Phillip Goad, a toxicologist at the Center for Toxicology & Environmental Health, studied the smelly drywall for Knauf Plasterboard Tianjin (KPT), one manufacturer of the material. Goad says his analysis didn't reveal elemental sulfur in the Chinese product, but rather iron disulfide, or pyrite, which wasn't present in domestic drywall. KPT believes the gypsum it was mining also contained the iron disulfide, Goad tells C&EN, and has stopped using that mine.
Florida's Department of Health's drywall analyses, which were done by Unified Engineering, revealed an entirely different anomaly in the Chinese wallboard. Lori A. Streit, an analytical chemist with Unified, found strontium sulfide in the odorous wallboard.
"The presence of strontium sulfide in gypsum wastes is highly unusual," says Bernd G. Lottermoser, author of the book "Mine Wastes: Characterization, Treatment & Environmental Impacts" and a professor of geochemistry at Australia's James Cook University. "If it is really present, it would likely be a reaction product generated during manufacturing of the plasterboard."
Andrea Burdack-Freitag and coworkers at Germany's Fraunhofer Institute for Building Physics recently published an independent analysis of odorous sulfur compounds from rejected Chinese gypsum board and some foul-smelling stone taken from a Chinese gypsum mine (Clean, DOI: 10.1002/clen.200800224). Burdack-Freitag identified 35 sulfur-containing odorants, 27 of which have never been reported as odor-active compounds from building materials. The team concluded that some of these smelly compounds likely originated in the mined gypsum, whereas others were a result of the manufacturing process.

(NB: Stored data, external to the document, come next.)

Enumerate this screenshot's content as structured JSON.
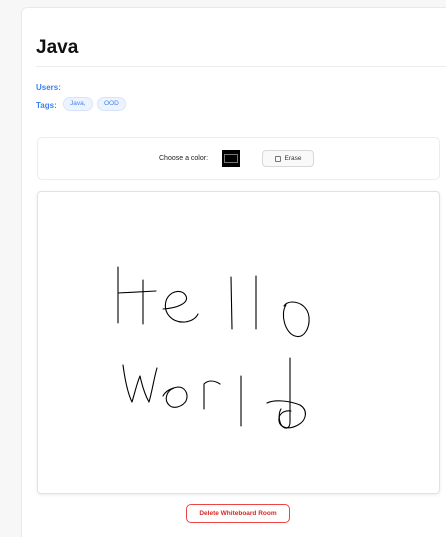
{
  "room": {
    "title": "Java",
    "users_label": "Users:",
    "tags_label": "Tags:",
    "tags": [
      "Java,",
      "OOD"
    ]
  },
  "toolbar": {
    "color_label": "Choose a color:",
    "selected_color": "#000000",
    "erase_label": "Erase",
    "erase_checked": false
  },
  "whiteboard": {
    "drawing_description_icon": "freehand-handwriting-drawing",
    "stroke_color": "#000000"
  },
  "actions": {
    "delete_label": "Delete Whiteboard Room"
  },
  "colors": {
    "accent": "#3b82f6",
    "danger": "#dc2626"
  }
}
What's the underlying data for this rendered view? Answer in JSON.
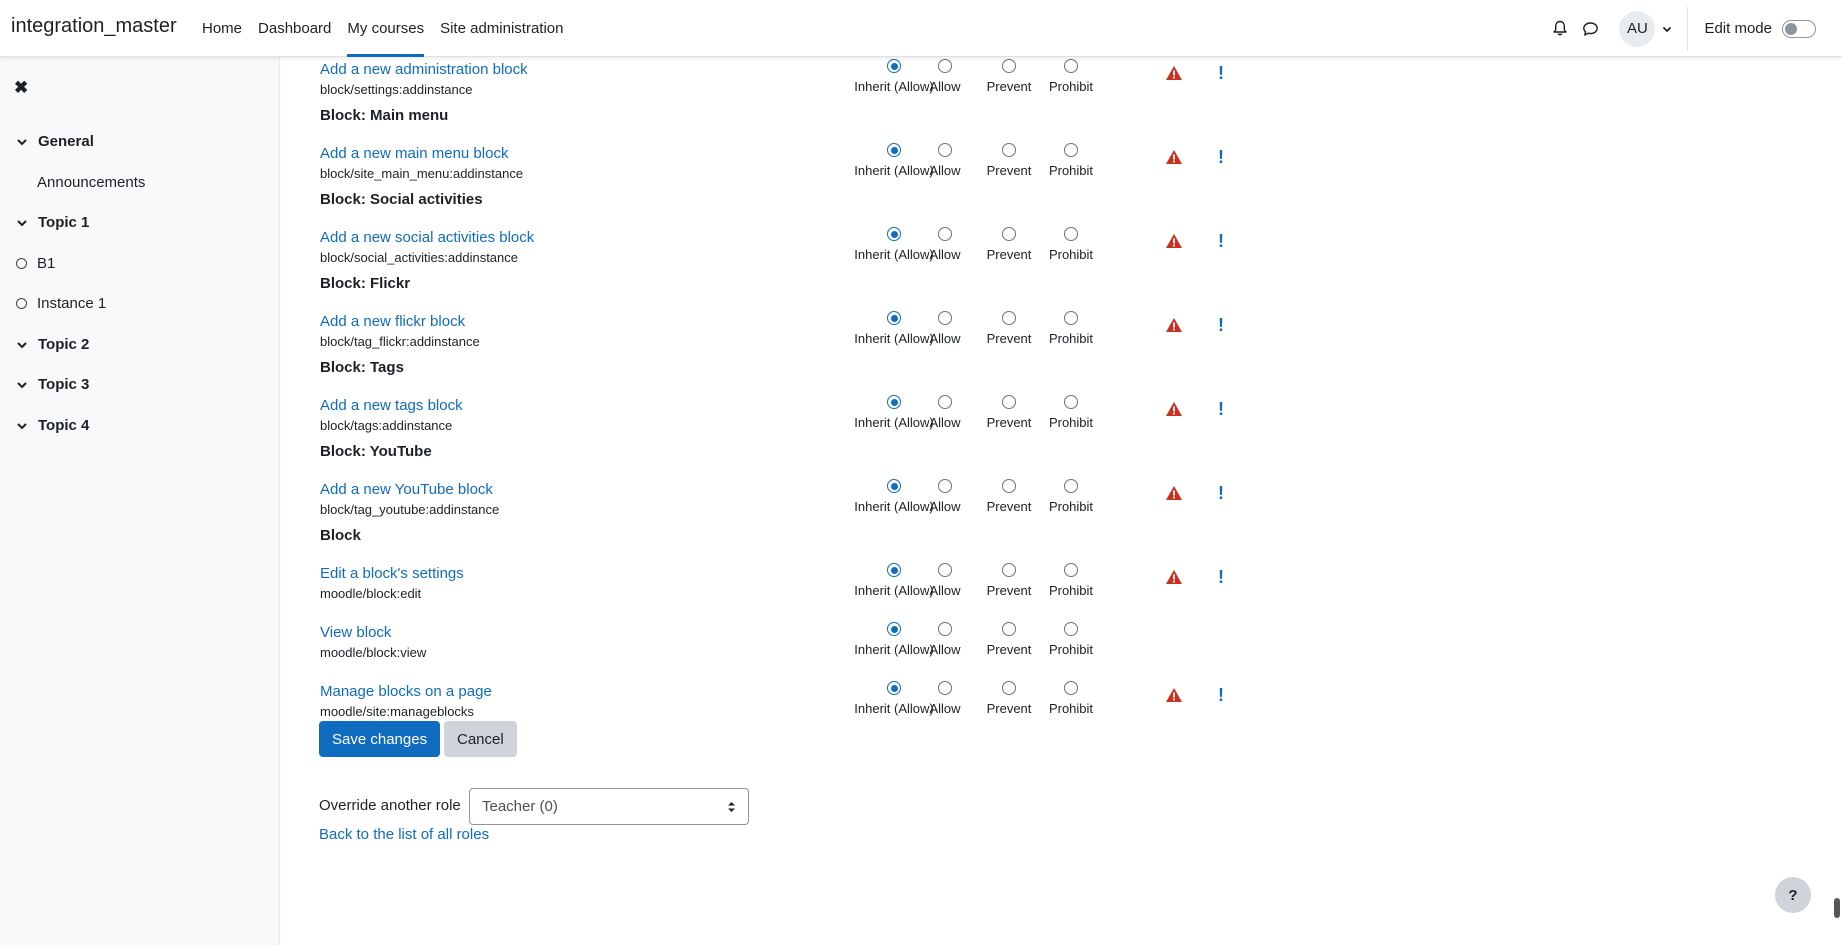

Air sampling from homes built with Chinese wallboard has only identified sulfurous gases in small amounts, but Streit notes that because these gases can be short-lived, it's very difficult to quantitatively measure them. The bad smells indicate their presence, but the human nose is capable of detecting very small amounts of stinky chemicals, she says.
WHAT'S MORE worrisome has been the corrosion of copper pipes, wiring, and air conditioner coils. These copper surfaces turn black and powdery in homes with the suspect drywall. This type of corrosion is indicative of reaction with hydrogen sulfide, several chemists tell C&EN. The hydrogen sulfide may originate with sulfur or metal sulfide particles in the drywall or could come from hydrolysis of carbonyl sulfide gas emitted by the drywall.
No tests taken as of press time have suggested the levels of sulfur gases in the affected homes are high enough to be dangerous, but many homeowners have reported nosebleeds, sinus problems, and respiratory infections. CPSC spokesman Scott Wolfson says the agency, in cooperation with the Environmental Protection Agency and the Centers for Disease Control & Prevention, is investigating both the health effects of exposure to these gases and the electrical safety issues that have arisen from the corroded copper wiring. Wolfson would not speculate as to how long these investigations will take.